U.S. President Donald Trump waves as he arrives at Morristown Airport in Morristown, New Jersey, U.S., May 22, 2026.
While President Donald Trump’s approval ratings have been in freefall since January, according to former Jimmy Carter speechwriter James Fallows, the “real milestone” has only come in recent days as the very Republicans who enabled Trump have begun turning against him, having realized that “he won’t be here forever.” The public was way ahead of GOP lawmakers when it came to bailing on the president over war, the melting economy, and other issues, and now conservative lawmakers are beginning to respond to their angry constituents. Says Fallows, this is the dawn of the “post-Trump era.”
“As everyone except Trump himself seems to realize,” writes Fallows, “the primary-election results of this past week make his impending lame-duck-hood seem more real. He keeps showing tighter and tighter control, over a smaller and smaller pure-MAGA cult base. He can still rally his loyalists to knock off any Republican who has displeased him. But the obvious cost is smoothing the path for Democrats in the fall.”
A clear sign that Republicans are finally seeing the writing on the wall came earlier this week, when conservative lawmakers put up a halfhearted, failed fight for his ballroom funding, then broadly rejected his attempt to establish a “slush fund” for J6ers. While Trump may cajole them into a deal yet, Fallows says that “this little crack in previously solid GOP support is like the first mocking laugh in The Emperor’s New Clothes, or the peek behind the curtain in The Wizard of Oz. The magic cloak of invincibility has slipped off, revealing the enfeebled man inside.”

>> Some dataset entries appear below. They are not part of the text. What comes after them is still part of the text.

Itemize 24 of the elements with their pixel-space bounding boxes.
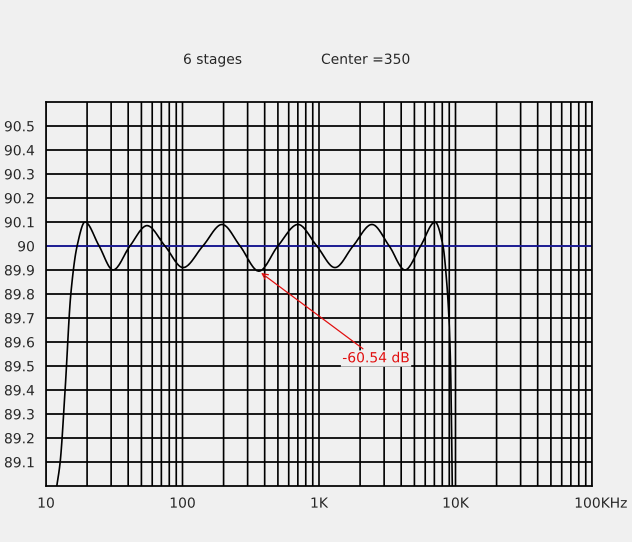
y-tick-label: 89.7	[4, 312, 34, 324]
x-tick-label: 100	[170, 497, 195, 508]
x-tick-label: 1K	[312, 498, 328, 508]
y-tick-label: 90.4	[4, 144, 34, 156]
x-tick-label: 10K	[444, 497, 470, 508]
x-tick-label: 100K	[576, 497, 610, 508]
x-axis-title: Hz	[611, 498, 627, 508]
y-tick-label: 90.1	[4, 216, 34, 228]
chart-subtitle: Center =350	[322, 54, 410, 64]
y-tick-label: 90.3	[4, 168, 34, 180]
y-tick-label: 89.1	[4, 456, 34, 468]
x-tick-label: 10	[38, 497, 54, 508]
y-tick-label: 89.4	[4, 384, 34, 396]
y-tick-label: 89.5	[4, 360, 34, 372]
y-tick-label: 89.8	[4, 288, 34, 300]
y-tick-label: 90.2	[4, 192, 34, 204]
y-tick-label: 89.3	[4, 408, 34, 420]
y-tick-label: 90.5	[4, 120, 34, 132]
y-tick-label: 90	[18, 240, 34, 252]
annotation: -60.54 dB	[342, 352, 409, 363]
y-tick-label: 89.2	[4, 432, 34, 444]
chart-title: 6 stages	[184, 54, 242, 67]
y-tick-label: 89.6	[4, 336, 34, 348]
y-tick-label: 89.9	[4, 264, 34, 276]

Republicans who dare to dream beyond the Trump era, says Fallows, must have come to the understanding that what is good for the president, like a ballroom or slush fund, is looking “less and less good for them” every day. Trump managed to defeat his in-party adversaries in a number of primaries recently, “but the primary season is almost over and that leverage will be gone.”

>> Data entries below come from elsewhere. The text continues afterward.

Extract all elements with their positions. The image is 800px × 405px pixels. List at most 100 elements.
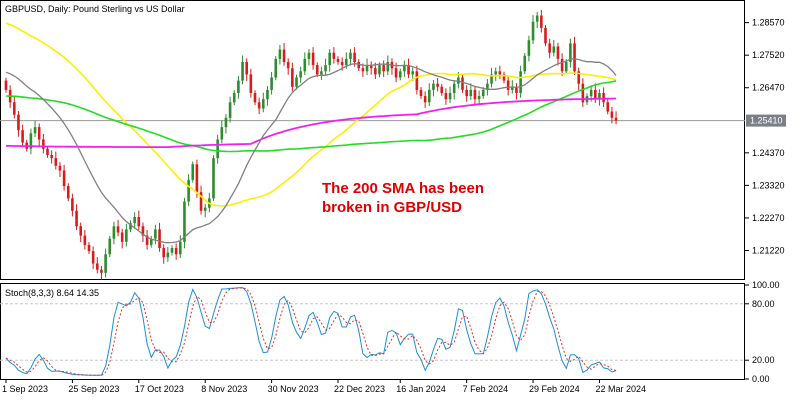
candle-body [535,15,539,22]
candle-body [419,89,423,97]
candle-body [195,164,199,193]
y-tick-label: 1.22270 [752,213,785,223]
sma50-line [5,22,617,207]
candle-body [237,80,240,93]
candle-body [133,217,136,224]
candle-body [179,241,182,255]
candle-body [46,148,49,155]
x-tick-label: 25 Sep 2023 [68,384,119,394]
candle-body [62,170,66,186]
candle-body [50,155,53,159]
y-tick-label: 1.26470 [752,83,785,93]
sma20-line [5,58,617,244]
candle-body [349,52,352,59]
candle-body [71,198,74,211]
candle-body [282,49,286,62]
candle-body [307,52,311,59]
candle-body [29,133,33,149]
candle-body [502,74,506,81]
candle-body [66,186,70,199]
candle-body [4,80,8,90]
x-tick-label: 17 Oct 2023 [135,384,184,394]
candle-body [320,71,323,75]
candle-body [415,71,419,90]
candle-body [361,68,365,72]
candle-body [602,93,605,103]
candle-body [577,71,580,84]
candle-body [386,62,390,72]
candle-body [253,93,257,103]
candle-body [262,99,265,109]
x-tick-label: 30 Nov 2023 [268,384,319,394]
candle-body [486,83,489,90]
candle-body [245,62,248,75]
y-tick-label: 1.28570 [752,18,785,28]
candle-body [125,229,128,242]
x-tick-label: 29 Feb 2024 [529,384,580,394]
stoch-signal-line [5,287,617,376]
candle-body [303,58,307,72]
candle-body [257,102,261,109]
candle-body [598,93,601,100]
candle-body [345,58,348,66]
candle-body [519,71,522,93]
candle-body [374,68,377,75]
candle-body [286,62,290,69]
candle-body [191,164,195,180]
candle-body [465,89,468,97]
candle-body [203,207,207,211]
candle-body [58,165,62,171]
candle-body [336,58,340,62]
annotation-line-2: broken in GBP/USD [322,199,462,216]
candle-body [33,127,37,134]
candle-body [564,62,568,72]
candle-body [13,102,16,115]
candle-body [614,117,618,121]
candle-body [448,93,452,100]
candle-body [477,96,481,100]
sma100-line [5,80,617,153]
candle-body [398,71,402,78]
candle-body [436,83,439,87]
candle-body [149,238,153,245]
candle-body [573,43,576,72]
current-price-box [746,114,786,127]
candle-body [432,83,435,90]
stoch-level-label: 0.00 [752,374,770,384]
annotation-line-1: The 200 SMA has been [322,180,484,197]
x-tick-label: 1 Sep 2023 [2,384,48,394]
x-tick-label: 8 Nov 2023 [201,384,247,394]
stoch-level-label: 20.00 [752,355,775,365]
candle-body [394,68,398,78]
candle-body [216,139,219,159]
candle-body [552,46,556,53]
candle-body [481,89,485,97]
candle-body [315,65,319,75]
candle-body [232,93,236,103]
candle-body [187,179,190,202]
candle-body [183,201,186,242]
stoch-main-line [5,287,617,376]
candle-body [83,235,87,245]
x-tick-label: 22 Dec 2023 [334,384,385,394]
candle-body [423,96,427,103]
candle-body [311,52,315,66]
stoch-panel-frame [0,283,745,380]
candle-body [249,74,253,93]
candle-body [162,248,165,258]
sma200-line [5,97,617,148]
candle-body [407,65,410,75]
candle-body [328,52,331,66]
candle-body [21,130,24,143]
main-panel-frame [0,0,745,280]
candle-body [116,226,120,233]
x-tick-label: 16 Jan 2024 [396,384,446,394]
stoch-level-label: 100.00 [752,280,780,290]
candle-body [369,65,373,69]
candle-body [357,62,361,69]
candle-body [112,226,116,239]
candle-body [104,254,107,273]
y-tick-label: 1.21220 [752,245,785,255]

As a result, a growing number of Republicans are splitting with the president, having recognized that “something will come after Trump.” One of those “somethings,” warns Fallows, is the enormous effort that will be required to fix the mess he’s made, which won’t be easy. “The work of recovery when he is gone will take many decades, and may be impossible in some areas,” explains Fallows. “For instance: How will Europe, Canada, Mexico, Japan ever ‘trust’ US ‘leadership’ again?”
But “as the end of Trump’s era begins to come into view,” Fallows asserts that Republican voters disillusioned by the president need to ask “why their representatives turned a blind eye to these abuses for so long."